ON JUNE 20, only two weeks into the climb, Dudley, Fritz, and George, whom Fritz still hoped would shape up and become a strong member of the team, made a carry from Camp II to Camp IV at 21,500 feet, where they waited for Jack and several Sherpas to follow the next day. Instead, a storm blew in, keeping Jack and the others low on the mountain while trapping the three of them in a tiny tent as the blizzard and hurricane-force winds soon made even leaving the tent suicidal.

K2’s wind is legendary, and while all of the famed 8,000-meter peaks regularly suffer violent wind, K2’s is nearly constant. Climbers who have survived the mountain talk of how it penetrates everything—tents, sleeping bags, and clothes—and even months after they have returned from the mountain, they can still feel the chill of that wind.

Day after day the storm battered the men at Camp IV, sounding like a freight train coming through a tunnel at full power, its wind gusts flattening the tent so that the men had to push their backs into the fabric to keep it aloft and take some of the pressure off the poles before they snapped in half. Fearing that a sudden gust would pick up the tent and blow them into Tibet, the men sat and lay in the cramped quarters, trying not to lose their minds. With their heavy books left behind in base camp, boredom forced them to read aloud the labels on their cans of food. After they had exhausted that activity, they fell silent again, staring at the bucking and straining tent around them.

Two days later, Dudley picked up his journal and saw the date printed on the page: June 22. On the other side of the world Harvard was hosting his class’s tenth reunion and here he was, hoping to survive hurricane winds and subzero temperatures while sitting 21,000 feet up a Himalayan peak.
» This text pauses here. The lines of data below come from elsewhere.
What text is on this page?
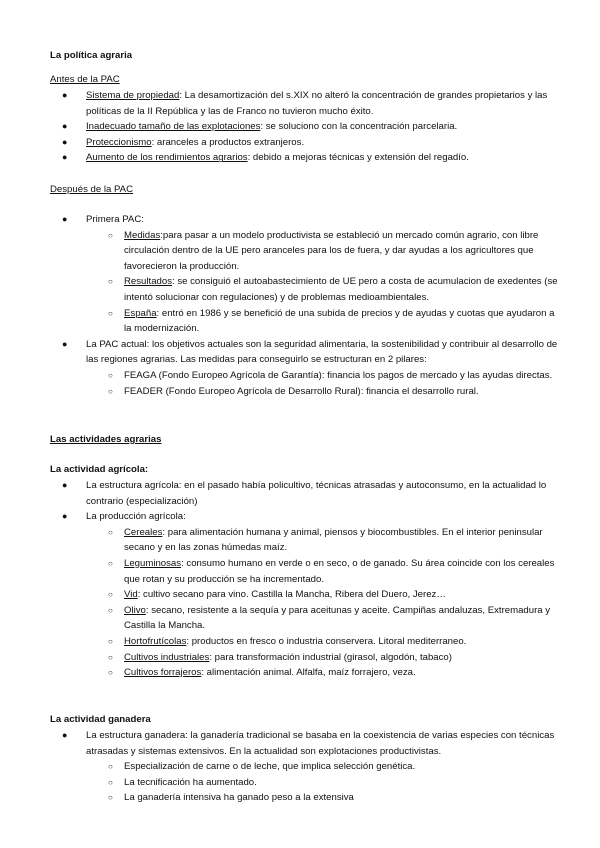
La política agraria
Antes de la PAC
● Sistema de propiedad: La desamortización del s.XIX no alteró la concentración de grandes propietarios y las políticas de la II República y las de Franco no tuvieron mucho éxito.
● Inadecuado tamaño de las explotaciones: se soluciono con la concentración parcelaria.
● Proteccionismo: aranceles a productos extranjeros.
● Aumento de los rendimientos agrarios: debido a mejoras técnicas y extensión del regadío.
Después de la PAC
● Primera PAC:
○ Medidas:para pasar a un modelo productivista se estableció un mercado común agrario, con libre circulación dentro de la UE pero aranceles para los de fuera, y dar ayudas a los agricultores que favorecieron la producción.
○ Resultados: se consiguió el autoabastecimiento de UE pero a costa de acumulacion de exedentes (se intentó solucionar con regulaciones) y de problemas medioambientales.
○ España: entró en 1986 y se benefició de una subida de precios y de ayudas y cuotas que ayudaron a la modernización.
● La PAC actual: los objetivos actuales son la seguridad alimentaria, la sostenibilidad y contribuir al desarrollo de las regiones agrarias. Las medidas para conseguirlo se estructuran en 2 pilares:
○ FEAGA (Fondo Europeo Agrícola de Garantía): financia los pagos de mercado y las ayudas directas.
○ FEADER (Fondo Europeo Agrícola de Desarrollo Rural): financia el desarrollo rural.
Las actividades agrarias
La actividad agrícola:
● La estructura agrícola: en el pasado había policultivo, técnicas atrasadas y autoconsumo, en la actualidad lo contrario (especialización)
● La producción agrícola:
○ Cereales: para alimentación humana y animal, piensos y biocombustibles. En el interior peninsular secano y en las zonas húmedas maíz.
○ Leguminosas: consumo humano en verde o en seco, o de ganado. Su área coincide con los cereales que rotan y su producción se ha incrementado.
○ Vid: cultivo secano para vino. Castilla la Mancha, Ribera del Duero, Jerez…
○ Olivo: secano, resistente a la sequía y para aceitunas y aceite. Campiñas andaluzas, Extremadura y Castilla la Mancha.
○ Hortofrutícolas: productos en fresco o industria conservera. Litoral mediterraneo.
○ Cultivos industriales: para transformación industrial (girasol, algodón, tabaco)
○ Cultivos forrajeros: alimentación animal. Alfalfa, maíz forrajero, veza.
La actividad ganadera
● La estructura ganadera: la ganadería tradicional se basaba en la coexistencia de varias especies con técnicas atrasadas y sistemas extensivos. En la actualidad son explotaciones productivistas.
○ Especialización de carne o de leche, que implica selección genética.
○ La tecnificación ha aumentado.
○ La ganadería intensiva ha ganado peso a la extensiva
The red and white tents in the Yard that he visualized, the Radcliffe women in their straw hats and white gloves, the Harvard men in top hats and tails, and the robed commencement speaker intoning from the steps of the Harvard Chapel couldn’t have made a starker contrast to the tiny tent perilously perched on K2.
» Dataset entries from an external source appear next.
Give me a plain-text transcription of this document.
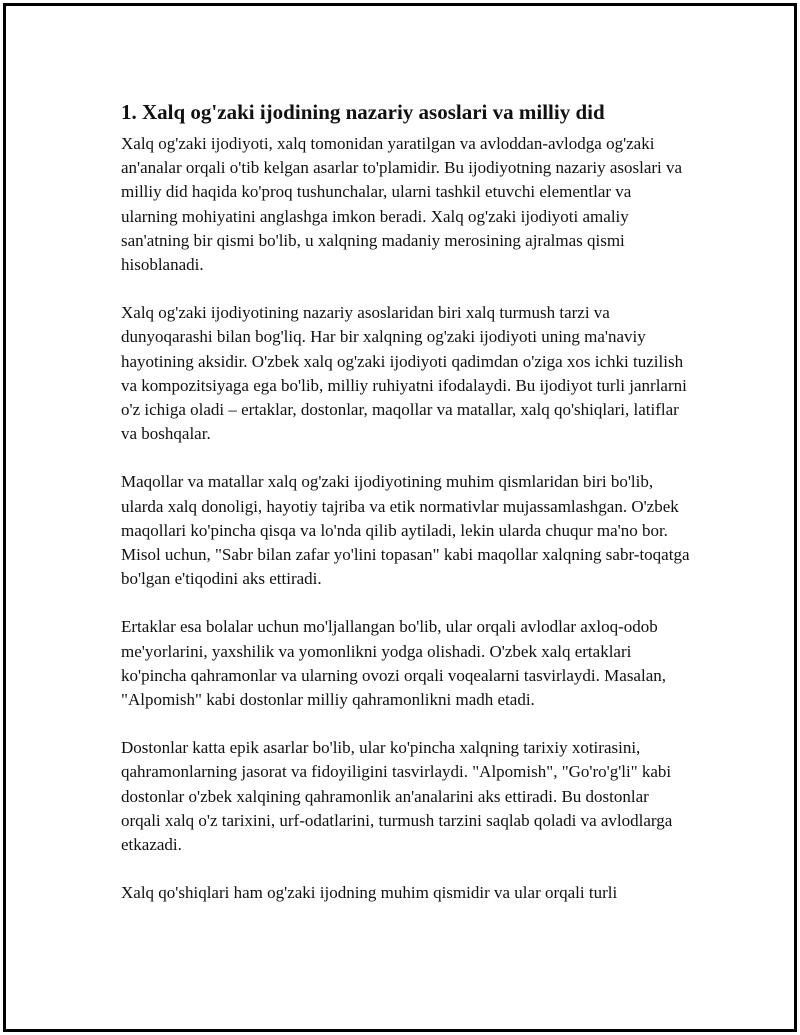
1. Xalq og'zaki ijodining nazariy asoslari va milliy did

Xalq og'zaki ijodiyoti, xalq tomonidan yaratilgan va avloddan-avlodga og'zaki an'analar orqali o'tib kelgan asarlar to'plamidir. Bu ijodiyotning nazariy asoslari va milliy did haqida ko'proq tushunchalar, ularni tashkil etuvchi elementlar va ularning mohiyatini anglashga imkon beradi. Xalq og'zaki ijodiyoti amaliy san'atning bir qismi bo'lib, u xalqning madaniy merosining ajralmas qismi hisoblanadi.

Xalq og'zaki ijodiyotining nazariy asoslaridan biri xalq turmush tarzi va dunyoqarashi bilan bog'liq. Har bir xalqning og'zaki ijodiyoti uning ma'naviy hayotining aksidir. O'zbek xalq og'zaki ijodiyoti qadimdan o'ziga xos ichki tuzilish va kompozitsiyaga ega bo'lib, milliy ruhiyatni ifodalaydi. Bu ijodiyot turli janrlarni o'z ichiga oladi – ertaklar, dostonlar, maqollar va matallar, xalq qo'shiqlari, latiflar va boshqalar.

Maqollar va matallar xalq og'zaki ijodiyotining muhim qismlaridan biri bo'lib, ularda xalq donoligi, hayotiy tajriba va etik normativlar mujassamlashgan. O'zbek maqollari ko'pincha qisqa va lo'nda qilib aytiladi, lekin ularda chuqur ma'no bor. Misol uchun, "Sabr bilan zafar yo'lini topasan" kabi maqollar xalqning sabr-toqatga bo'lgan e'tiqodini aks ettiradi.

Ertaklar esa bolalar uchun mo'ljallangan bo'lib, ular orqali avlodlar axloq-odob me'yorlarini, yaxshilik va yomonlikni yodga olishadi. O'zbek xalq ertaklari ko'pincha qahramonlar va ularning ovozi orqali voqealarni tasvirlaydi. Masalan, "Alpomish" kabi dostonlar milliy qahramonlikni madh etadi.

Dostonlar katta epik asarlar bo'lib, ular ko'pincha xalqning tarixiy xotirasini, qahramonlarning jasorat va fidoyiligini tasvirlaydi. "Alpomish", "Go'ro'g'li" kabi dostonlar o'zbek xalqining qahramonlik an'analarini aks ettiradi. Bu dostonlar orqali xalq o'z tarixini, urf-odatlarini, turmush tarzini saqlab qoladi va avlodlarga etkazadi.

Xalq qo'shiqlari ham og'zaki ijodning muhim qismidir va ular orqali turli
Dudley did his best to keep Fritz and George entertained with songs and stories, describing in great detail the yacht cruise he would take them on to tropical paradises, but his audience was often unreceptive and he too would grow quiet again, mesmerized as he watched the sides of the tent flexing and releasing in the wind, which reminded him of the Highland Light when she was at full sail. All the while, he massaged his feet hoping to ward off frostbite; he had felt the first nip a few days before and knew that the only cure at this altitude was warmth and circulation. He had to keep the blood moving through his toes.

Next to him, Fritz tried to keep focused on the task at hand: climbing the mountain.